Despite losing most of the money awarded and having his conduct branded "wrong", Cruddas maintained he remained "overall winner" and said it was "no victory" for the paper as they still came out having to pay him damages.
He said: “Naturally I am disappointed that the Court of Appeal has allowed part of the Sunday Times’ appeal... The court has said that the newspaper failed 'by a wide margin' to justify their suggestion that I was prepared to break UK electoral law by accepting foreign donations.
"What is more, they have confirmed that based on the Judge’s assessment of the oral evidence which he heard from the Sunday Times journalists, there is no basis for overturning his decision that they were malicious and knew that suggestion to be untrue."

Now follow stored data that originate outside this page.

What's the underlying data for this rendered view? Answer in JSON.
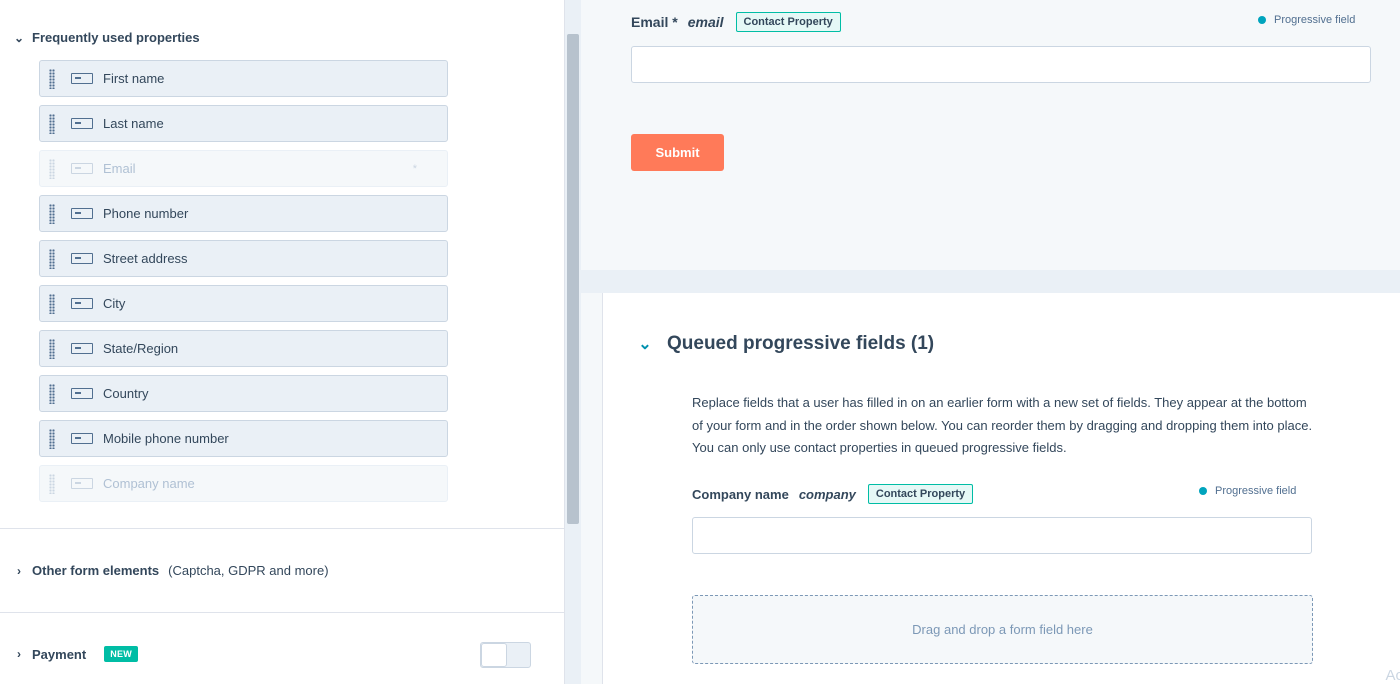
{
  "sidebar": {
    "frequent_section": {
      "title": "Frequently used properties",
      "chevron": "chevron-down-icon"
    },
    "fields": [
      {
        "label": "First name",
        "disabled": false
      },
      {
        "label": "Last name",
        "disabled": false
      },
      {
        "label": "Email",
        "disabled": true,
        "required_marker": "*"
      },
      {
        "label": "Phone number",
        "disabled": false
      },
      {
        "label": "Street address",
        "disabled": false
      },
      {
        "label": "City",
        "disabled": false
      },
      {
        "label": "State/Region",
        "disabled": false
      },
      {
        "label": "Country",
        "disabled": false
      },
      {
        "label": "Mobile phone number",
        "disabled": false
      },
      {
        "label": "Company name",
        "disabled": true
      }
    ],
    "other_section": {
      "title": "Other form elements",
      "subtitle": "(Captcha, GDPR and more)",
      "chevron": "chevron-right-icon"
    },
    "payment_section": {
      "title": "Payment",
      "badge": "NEW",
      "toggle_on": false,
      "chevron": "chevron-right-icon"
    }
  },
  "form": {
    "email_field": {
      "label": "Email *",
      "property": "email",
      "tag": "Contact Property",
      "progressive_label": "Progressive field",
      "value": ""
    },
    "submit_label": "Submit"
  },
  "queue": {
    "title": "Queued progressive fields (1)",
    "description": "Replace fields that a user has filled in on an earlier form with a new set of fields. They appear at the bottom of your form and in the order shown below. You can reorder them by dragging and dropping them into place. You can only use contact properties in queued progressive fields.",
    "company_field": {
      "label": "Company name",
      "property": "company",
      "tag": "Contact Property",
      "progressive_label": "Progressive field",
      "value": ""
    },
    "drop_zone_text": "Drag and drop a form field here"
  },
  "corner_text": "Ac",
  "colors": {
    "accent_teal": "#00bda5",
    "progressive_dot": "#00a4bd",
    "submit_orange": "#ff7a59"
  }
}
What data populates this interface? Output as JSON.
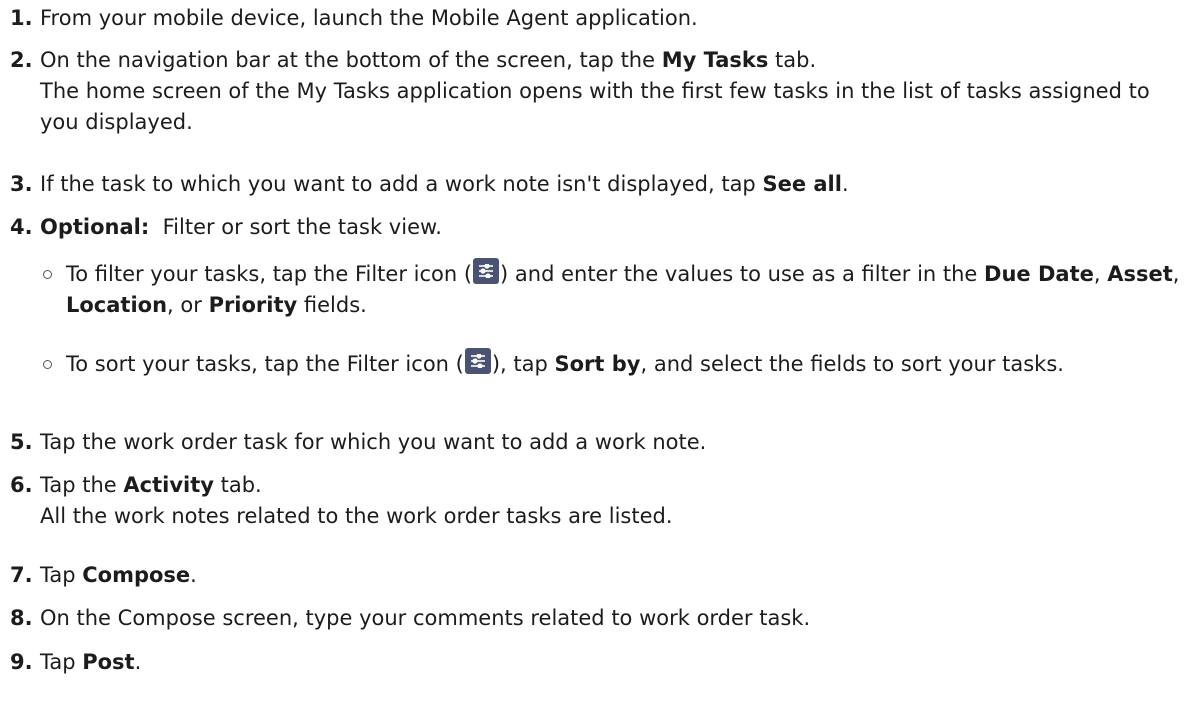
{
  "steps": [
    {
      "num": "1.",
      "text": "From your mobile device, launch the Mobile Agent application."
    },
    {
      "num": "2.",
      "pre": "On the navigation bar at the bottom of the screen, tap the ",
      "bold": "My Tasks",
      "post": " tab.",
      "result": "The home screen of the My Tasks application opens with the first few tasks in the list of tasks assigned to you displayed."
    },
    {
      "num": "3.",
      "pre": "If the task to which you want to add a work note isn't displayed, tap ",
      "bold": "See all",
      "post": "."
    },
    {
      "num": "4.",
      "bold": "Optional:",
      "post": "  Filter or sort the task view.",
      "subs": [
        {
          "pre": "To filter your tasks, tap the Filter icon (",
          "mid": ") and enter the values to use as a filter in the ",
          "b1": "Due Date",
          "s1": ", ",
          "b2": "Asset",
          "s2": ", ",
          "b3": "Location",
          "s3": ", or ",
          "b4": "Priority",
          "post": " fields."
        },
        {
          "pre": "To sort your tasks, tap the Filter icon (",
          "mid": "), tap ",
          "b1": "Sort by",
          "post": ", and select the fields to sort your tasks."
        }
      ]
    },
    {
      "num": "5.",
      "text": "Tap the work order task for which you want to add a work note."
    },
    {
      "num": "6.",
      "pre": "Tap the ",
      "bold": "Activity",
      "post": " tab.",
      "result": "All the work notes related to the work order tasks are listed."
    },
    {
      "num": "7.",
      "pre": "Tap ",
      "bold": "Compose",
      "post": "."
    },
    {
      "num": "8.",
      "text": "On the Compose screen, type your comments related to work order task."
    },
    {
      "num": "9.",
      "pre": "Tap ",
      "bold": "Post",
      "post": "."
    }
  ],
  "icons": {
    "filter": "filter-icon",
    "filter_color": "#4b5372"
  }
}
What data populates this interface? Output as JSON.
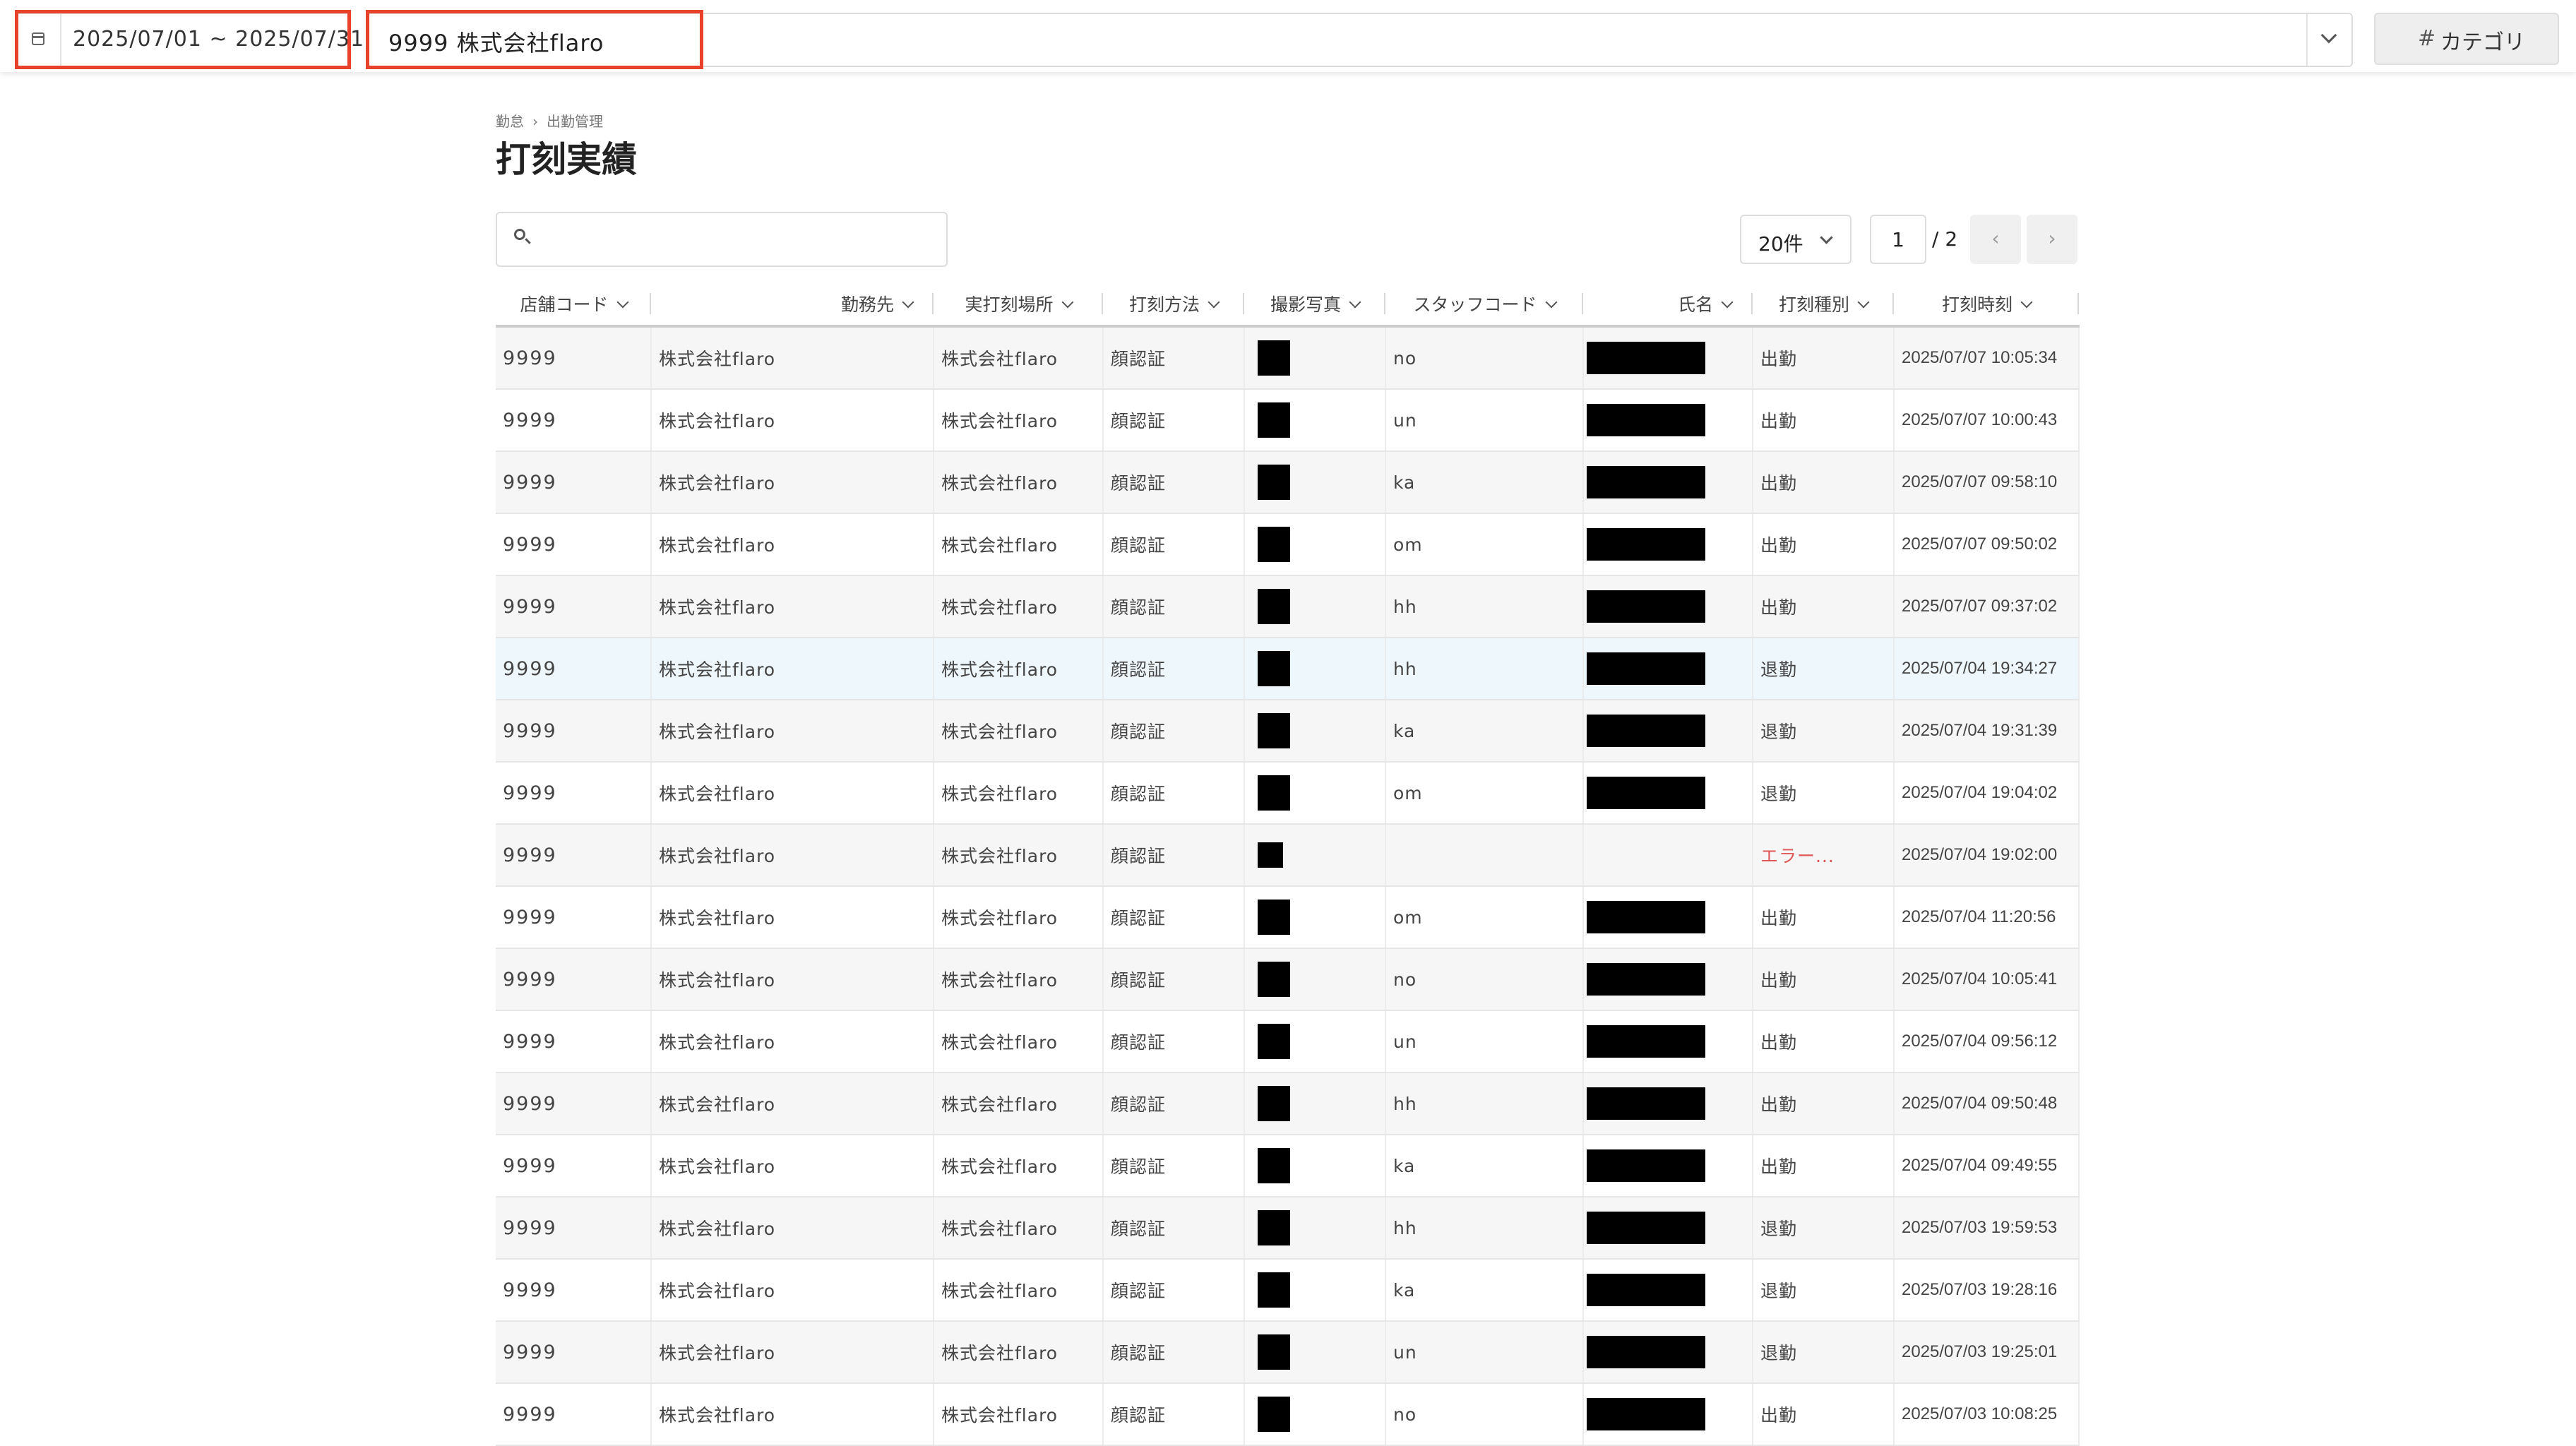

Heidi Blake, one of the reporters involved who now works at BuzzFeed, tweeted that the Gold Inquiry into Tory party donations should be resurrected:
S.Times has fought for 3 yrs to defend articles exposing Cruddas's offer of access, chances to influence policy & insider info to big donors— Heidi Blake (@HeidilBlake) March 17, 2015
Gold Inquiry into Tory donations was mothballed when Cruddas sued & should be urgently reopened in wake of Court of Appeal corruption ruling— Heidi Blake (@HeidilBlake) March 17, 2015
Jonathan Calvert, editor of the paper's investigate Insight team, tweeted:
Sunday Times delighted to be vindicated by Court of Appeal in Cash for Cameron case against ex Tory treasurer Peter Cruddas.— Jonathan Calvert (@JCalvertST) March 17, 2015
The Huffington Post UK asked the Conservative Party about the Gold inquiry and what Cameron thought of the appeal decision, in light of the fact he praised the original verdict. As this article went live, they had not replied.